Am Biertisch wurden bald die Regeln und Formalismen der Comments parodiert. Aus dem SC-Comment wurde der Bier-Comment, aus dem „Ehrengericht“ das „Biergericht“, statt in den „SC-Verruf“ oder „Verschiss“ kam man in den „Bierverschiss“, aus der Mensur wurde die „Biermensur“, der „dumme Junge“ wurde zum „Bierjungen“.
Im Laufe der Zeit übernahmen auch andere Korporationen den Brauch als Parodie auf die Gepflogenheiten der Corpsstudenten. Diese pflegen die Biermensur normalerweise noch deutlich unernster.
Gustav Schwabs damals bekanntes „Gewitterlied“ wurde von Kurt Luch umgedichtet.[1] In der 2. Strophe des „Syphon“ heißt es:
Leibfuchs spricht: Morgen ist
Frühschoppentag,
Wie ich da wieder saufen mag,
Wie will ich spinnen und trinken Rest,
Das Bierjungetrinken ist mir ein Fest –
Dem Bierjungen, dem bin ich hold –
Hört ihr’s, wie der Syphon grollt?
Solche Einzelgesänge wurden durch sog. Bummellieder unterbrochen, die der Senior anstimmte:[2]

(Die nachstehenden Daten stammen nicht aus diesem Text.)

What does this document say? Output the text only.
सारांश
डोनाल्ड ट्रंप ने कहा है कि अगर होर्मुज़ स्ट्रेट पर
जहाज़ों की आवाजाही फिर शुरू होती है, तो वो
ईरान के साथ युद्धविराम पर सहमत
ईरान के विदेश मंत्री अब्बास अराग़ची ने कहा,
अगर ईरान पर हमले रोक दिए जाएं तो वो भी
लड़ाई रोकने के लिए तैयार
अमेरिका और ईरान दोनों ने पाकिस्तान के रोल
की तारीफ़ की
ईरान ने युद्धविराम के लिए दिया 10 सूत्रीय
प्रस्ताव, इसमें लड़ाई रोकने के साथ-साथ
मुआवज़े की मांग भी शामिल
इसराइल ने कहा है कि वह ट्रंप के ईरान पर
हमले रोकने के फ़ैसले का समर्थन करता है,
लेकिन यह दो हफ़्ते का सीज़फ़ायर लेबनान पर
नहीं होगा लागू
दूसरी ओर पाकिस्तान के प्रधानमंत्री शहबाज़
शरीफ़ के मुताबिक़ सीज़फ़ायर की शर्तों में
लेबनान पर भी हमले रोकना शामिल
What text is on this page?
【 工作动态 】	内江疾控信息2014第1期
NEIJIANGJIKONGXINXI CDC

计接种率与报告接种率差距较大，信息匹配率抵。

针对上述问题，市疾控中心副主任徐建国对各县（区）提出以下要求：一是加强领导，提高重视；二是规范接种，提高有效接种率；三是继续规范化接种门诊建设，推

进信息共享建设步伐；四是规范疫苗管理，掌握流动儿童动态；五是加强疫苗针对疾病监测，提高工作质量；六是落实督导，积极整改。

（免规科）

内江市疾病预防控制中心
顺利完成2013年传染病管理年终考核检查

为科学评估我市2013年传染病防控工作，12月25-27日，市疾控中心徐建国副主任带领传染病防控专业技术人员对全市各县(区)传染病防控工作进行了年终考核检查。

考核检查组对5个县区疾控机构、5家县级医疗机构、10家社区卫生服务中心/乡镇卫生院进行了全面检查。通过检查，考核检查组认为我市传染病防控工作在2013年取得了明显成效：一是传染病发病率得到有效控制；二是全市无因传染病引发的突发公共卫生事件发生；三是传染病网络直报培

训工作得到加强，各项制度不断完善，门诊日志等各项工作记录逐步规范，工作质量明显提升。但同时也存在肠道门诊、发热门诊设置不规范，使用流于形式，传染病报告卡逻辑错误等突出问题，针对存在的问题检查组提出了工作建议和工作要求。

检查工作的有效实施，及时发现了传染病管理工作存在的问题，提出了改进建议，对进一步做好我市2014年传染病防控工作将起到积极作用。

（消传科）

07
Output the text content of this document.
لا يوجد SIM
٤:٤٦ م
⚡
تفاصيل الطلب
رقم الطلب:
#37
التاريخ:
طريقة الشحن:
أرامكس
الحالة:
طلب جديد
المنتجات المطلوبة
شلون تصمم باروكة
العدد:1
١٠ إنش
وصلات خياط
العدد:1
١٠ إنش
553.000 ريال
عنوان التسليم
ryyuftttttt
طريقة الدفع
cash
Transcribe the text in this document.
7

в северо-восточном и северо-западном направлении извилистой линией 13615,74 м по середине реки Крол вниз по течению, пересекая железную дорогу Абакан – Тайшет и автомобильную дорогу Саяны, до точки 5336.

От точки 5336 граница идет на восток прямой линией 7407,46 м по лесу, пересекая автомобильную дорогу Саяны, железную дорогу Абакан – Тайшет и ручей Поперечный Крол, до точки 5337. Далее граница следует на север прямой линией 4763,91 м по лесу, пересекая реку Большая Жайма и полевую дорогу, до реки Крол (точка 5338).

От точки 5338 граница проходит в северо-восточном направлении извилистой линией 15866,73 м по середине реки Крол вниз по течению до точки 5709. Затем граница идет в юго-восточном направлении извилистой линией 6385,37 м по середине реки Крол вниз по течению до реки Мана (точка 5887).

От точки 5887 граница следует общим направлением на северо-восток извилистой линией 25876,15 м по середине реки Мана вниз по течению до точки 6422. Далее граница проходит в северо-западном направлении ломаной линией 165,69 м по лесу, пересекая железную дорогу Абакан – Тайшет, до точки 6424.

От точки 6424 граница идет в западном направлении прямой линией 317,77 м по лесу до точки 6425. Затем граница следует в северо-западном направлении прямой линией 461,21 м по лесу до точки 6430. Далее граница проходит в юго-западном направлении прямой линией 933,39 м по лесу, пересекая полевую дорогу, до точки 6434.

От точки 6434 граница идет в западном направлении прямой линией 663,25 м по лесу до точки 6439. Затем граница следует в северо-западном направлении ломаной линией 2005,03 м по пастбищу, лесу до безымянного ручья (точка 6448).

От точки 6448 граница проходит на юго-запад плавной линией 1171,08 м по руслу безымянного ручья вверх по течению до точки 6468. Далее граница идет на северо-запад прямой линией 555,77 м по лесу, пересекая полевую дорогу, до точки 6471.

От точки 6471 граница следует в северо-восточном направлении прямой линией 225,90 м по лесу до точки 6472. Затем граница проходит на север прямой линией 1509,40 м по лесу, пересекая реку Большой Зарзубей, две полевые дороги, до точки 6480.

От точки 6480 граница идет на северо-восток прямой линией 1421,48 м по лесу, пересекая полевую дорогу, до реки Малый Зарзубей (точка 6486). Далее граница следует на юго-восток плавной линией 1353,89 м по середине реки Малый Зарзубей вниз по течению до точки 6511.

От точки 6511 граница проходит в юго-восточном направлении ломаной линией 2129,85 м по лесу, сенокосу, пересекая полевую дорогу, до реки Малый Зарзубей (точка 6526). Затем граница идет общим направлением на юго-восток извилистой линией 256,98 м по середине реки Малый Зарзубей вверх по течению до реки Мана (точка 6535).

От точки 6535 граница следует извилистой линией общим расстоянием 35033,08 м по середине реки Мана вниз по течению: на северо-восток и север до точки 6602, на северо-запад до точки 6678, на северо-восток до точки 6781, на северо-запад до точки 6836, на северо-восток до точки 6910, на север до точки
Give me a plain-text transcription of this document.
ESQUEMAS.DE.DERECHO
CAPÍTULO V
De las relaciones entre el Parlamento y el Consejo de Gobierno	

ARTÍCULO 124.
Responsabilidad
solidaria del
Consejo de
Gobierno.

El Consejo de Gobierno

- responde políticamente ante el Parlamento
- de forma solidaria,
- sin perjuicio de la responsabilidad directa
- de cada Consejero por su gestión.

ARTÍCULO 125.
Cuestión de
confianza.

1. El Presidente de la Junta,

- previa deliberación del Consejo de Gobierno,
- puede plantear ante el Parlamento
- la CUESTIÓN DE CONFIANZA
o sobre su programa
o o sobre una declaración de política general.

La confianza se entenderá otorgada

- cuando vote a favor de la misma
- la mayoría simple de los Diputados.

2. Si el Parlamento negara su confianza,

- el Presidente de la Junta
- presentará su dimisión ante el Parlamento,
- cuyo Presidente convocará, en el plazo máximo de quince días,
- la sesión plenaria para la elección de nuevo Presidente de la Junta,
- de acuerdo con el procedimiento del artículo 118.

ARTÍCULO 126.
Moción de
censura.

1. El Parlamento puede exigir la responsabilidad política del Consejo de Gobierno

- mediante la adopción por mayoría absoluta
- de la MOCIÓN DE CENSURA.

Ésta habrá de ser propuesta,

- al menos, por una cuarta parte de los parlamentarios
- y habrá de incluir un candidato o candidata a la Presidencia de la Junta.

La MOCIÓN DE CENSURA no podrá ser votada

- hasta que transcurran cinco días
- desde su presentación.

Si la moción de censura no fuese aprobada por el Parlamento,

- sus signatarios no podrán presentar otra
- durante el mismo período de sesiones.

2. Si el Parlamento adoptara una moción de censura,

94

Unserm alten Hause, unserm alten Hause
Ist ein Schißmalheur passiert.
Oder:
Saufen ist das allerbest
Schon zu Christi Zeit gewest.
Bekannt war die Königsberger Bier-Routine, der Saufcomment in Albertinas Burschenbrauch von 1824.[3] Friedrich Nietzsche, Burschenschafter in Bonn, verabscheute den „Biermaterialismus“ seiner Kommilitonen.[4]
Ausführung
Der Stellenwert des Bierjungen unterscheidet sich bei den unterschiedlichen Verbindungstypen. Corpsstudenten pflegen im Gegensatz zu anderen Studentenverbindungen eine vereinfachte Praxis, die sich mittlerweile immer weiter ausbreitet. So ist es undenkbar, dass ein Jüngerer oder gar ein Fuchs dem Älteren einen Bierjungen anträgt. Für Corpsstudenten ist der Bierjunge Ausdruck von Wertschätzung.
Rituelle Austragung
Wird ein Verbindungsstudent mit dem Wort „Bierjunge“ zu einem solchen gefordert, erwidert er mit dem Wort „hängt“ um anzuzeigen, dass er annimmt. Vor allem Schweizer Studentenverbindungen haben noch den Trinkzwang. Die maximale Zeit zum Erledigen des Bierjungens beträgt fünf Bierminuten. Der Bierjunge wird in unterschiedlichen Varianten ausgetragen, so zum Beispiel – je nach Wahl – in An- oder Abwesenheit eines Unparteiischen oder Biergerichts. Diese Entscheidungsinstanz kann weitere Siegbedingungen festlegen, zum Beispiel „Fünf freundliche Worte an den Kontrahenten nach dem Absetzen.“ Zuweilen wird auch vor dem Trinken ein Zweizeiler verlangt. Obligat ist Prostsagen. Oft werden auch Sekundanten hinzugezogen. Sieger ist, wer sein Gefäß als erster vollends austrinkt und senkrecht abgesetzt hat. Bei knappen Entscheidungen wird die Menge des verschütteten Bieres und der Reste im Bierglas bewertet. Ist immer noch keine Entscheidung möglich, kann ein weiterer Bierjunge zur Entscheidung festgelegt werden.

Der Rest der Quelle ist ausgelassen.